Global liquidity conditions have now reached a tightening phase. The inflation triggered by the Middle East geopolitical conflict has become the driving force for the shift in monetary policy by central banks worldwide. Under the pressure of imported inflation from geopolitical factors, renewed tightening policies from Europe and Japan have already been implemented, and the restart of interest rate hikes by the United States has also become a mainstream market expectation. This likely signals the formal end of the period of global liquidity easing.
The CFR Global Monetary Policy Tracker Index covers 54 economies globally, measuring the overall monetary policy stance using a weighted methodology. According to this index, central banks in many countries are marginally tightening liquidity. In the second quarter of this year, the global monetary policy tracker index has slightly broken below zero, entering the tightening zone.
During past U.S. rate hike periods, the U.S. dollar index has rarely entered a sustained one-way trend. Reviewing recent Federal Reserve rate hike cycles, it is observed that during these cycles, the dollar index seldom enters a persistent one-way trend, often falling into a range-bound pattern. Only the unexpected, preemptive rate hikes of 1994-1995 led the dollar index into a one-way downtrend. In the subsequent three rate hike periods, the dollar index tended to be range-bound. From 2004 to 2006, the dollar index entered an inverted N-shaped fluctuation; from 2015 to 2018, it entered an inverted W-shaped fluctuation; and from 2022 to 2023, under aggressive rate hikes, the dollar index first rose, then peaked and declined.

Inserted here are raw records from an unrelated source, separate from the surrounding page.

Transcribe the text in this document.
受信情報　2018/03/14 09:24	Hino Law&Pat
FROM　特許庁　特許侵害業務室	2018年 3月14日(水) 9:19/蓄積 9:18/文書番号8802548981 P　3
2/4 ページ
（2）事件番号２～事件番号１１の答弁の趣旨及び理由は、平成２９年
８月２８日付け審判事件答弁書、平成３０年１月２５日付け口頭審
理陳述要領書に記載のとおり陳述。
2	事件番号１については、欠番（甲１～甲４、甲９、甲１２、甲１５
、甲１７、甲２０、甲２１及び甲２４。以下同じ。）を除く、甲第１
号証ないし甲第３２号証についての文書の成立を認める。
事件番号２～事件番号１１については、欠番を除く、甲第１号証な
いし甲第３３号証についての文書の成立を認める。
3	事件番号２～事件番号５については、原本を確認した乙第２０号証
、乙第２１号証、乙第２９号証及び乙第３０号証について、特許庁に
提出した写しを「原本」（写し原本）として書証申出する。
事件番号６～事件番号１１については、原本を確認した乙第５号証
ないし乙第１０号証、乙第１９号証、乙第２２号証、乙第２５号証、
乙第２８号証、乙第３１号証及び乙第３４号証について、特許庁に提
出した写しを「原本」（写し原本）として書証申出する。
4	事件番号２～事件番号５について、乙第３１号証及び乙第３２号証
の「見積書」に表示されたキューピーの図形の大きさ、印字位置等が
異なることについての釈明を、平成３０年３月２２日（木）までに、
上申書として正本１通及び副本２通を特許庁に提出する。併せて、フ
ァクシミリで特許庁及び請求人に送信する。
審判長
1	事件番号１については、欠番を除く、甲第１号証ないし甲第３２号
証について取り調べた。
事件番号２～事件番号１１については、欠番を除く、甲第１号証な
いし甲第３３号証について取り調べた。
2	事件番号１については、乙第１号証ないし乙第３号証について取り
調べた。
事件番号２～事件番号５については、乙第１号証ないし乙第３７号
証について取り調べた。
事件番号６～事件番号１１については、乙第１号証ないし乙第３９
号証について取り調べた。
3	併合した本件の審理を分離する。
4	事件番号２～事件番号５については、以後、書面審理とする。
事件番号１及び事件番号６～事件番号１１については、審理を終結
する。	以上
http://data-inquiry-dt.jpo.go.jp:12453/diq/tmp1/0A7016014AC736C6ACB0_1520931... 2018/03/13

The U.S. Dollar Index May Enter a Phase of Wide Fluctuations in the Second Half
The current tightening expectations primarily stem from the impact of escalating geopolitical conflicts on inflation. Compared to February, before the conflict occurred, the year-on-year PCE has increased by 1.2 percentage points, with over 80% of this rebound contributed by energy. However, this strong tightening momentum may now be easing. The situation in the Middle East has shown substantial marginal de-escalation, with oil prices falling back close to pre-U.S.-Iran conflict levels. If the inflationary pressure from geopolitical conflicts is expected to ease accordingly, it is believed that the Federal Reserve's motivation to raise interest rates may weaken, and rate hikes could be further delayed. In the second half of the year, the dollar index is highly likely to enter a phase of wide fluctuations around a shifting central level, as the geopolitical tide recedes.
Risk factors include global monetary policy exceeding expectations and geopolitical conflicts escalating beyond expectations.